On the coding side, this desire to tighten the feedback loop underlies my exploration of interleaving coding and the property-based tests for hallucination detection, and later the Code-Test-Prove workflow where we interleave the three.

Sorry -> Formal Goal -> Informal Sketch -> Formal Sketch. In the middle of a recursive DSP proof attempt, we will have some subtasks (sorrys) that could not be immediately resolved by hammers. We can get Lean to output the goal state corresponding to the sorry (via Pantograph/LeanTool or some other tool). Then try to prove that goal. Often the most effective approach is to lift back up to the informal level, produce a (rigorous) informal proof sketch, then translate to a formal Lean sketch. E.g. Opus 4 used this effectively in its attempt of the Alpha-Beta challenge.

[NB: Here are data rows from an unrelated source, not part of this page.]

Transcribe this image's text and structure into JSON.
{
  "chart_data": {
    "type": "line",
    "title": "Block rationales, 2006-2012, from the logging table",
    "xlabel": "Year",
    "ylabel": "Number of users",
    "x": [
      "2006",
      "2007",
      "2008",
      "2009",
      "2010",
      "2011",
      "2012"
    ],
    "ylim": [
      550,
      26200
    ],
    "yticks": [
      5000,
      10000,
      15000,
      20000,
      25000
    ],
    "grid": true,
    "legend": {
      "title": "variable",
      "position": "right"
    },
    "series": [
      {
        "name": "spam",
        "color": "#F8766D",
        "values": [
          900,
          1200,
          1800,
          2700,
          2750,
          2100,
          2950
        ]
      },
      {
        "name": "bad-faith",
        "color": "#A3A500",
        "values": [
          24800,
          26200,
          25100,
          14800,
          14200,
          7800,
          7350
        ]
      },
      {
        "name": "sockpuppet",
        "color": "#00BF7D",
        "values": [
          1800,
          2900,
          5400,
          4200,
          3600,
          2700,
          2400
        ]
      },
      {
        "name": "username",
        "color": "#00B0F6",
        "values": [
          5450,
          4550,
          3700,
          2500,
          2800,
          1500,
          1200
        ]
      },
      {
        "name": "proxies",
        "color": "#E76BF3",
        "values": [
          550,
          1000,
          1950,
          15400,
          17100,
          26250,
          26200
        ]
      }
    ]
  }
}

Sorry -> Examples -> Identify Patterns/Generalize. (This has not been instantiated / tried, but I think could be pretty useful.) Again, with a sorry that could not be immediately proved by hammer, we can go back to the non-rigorours informal level: generate examples (perhaps as part of a property-based testing process); identify patterns in the examples that could poentially be generalized into a proof.

Potentially related: the autogeneralize tool from this recent talk.

Open Problems

What is the optimal reasoning pattern? Just as CoT reasoning emerges when training LLMs in RL, perhaps it is worth RL-training an LLM with access to the abovementioned tools for formal feedback, and see what emerges.

What would it look like to have an AlphaZero that can take advantage of this more complicated terrain of formal and informal reasoning?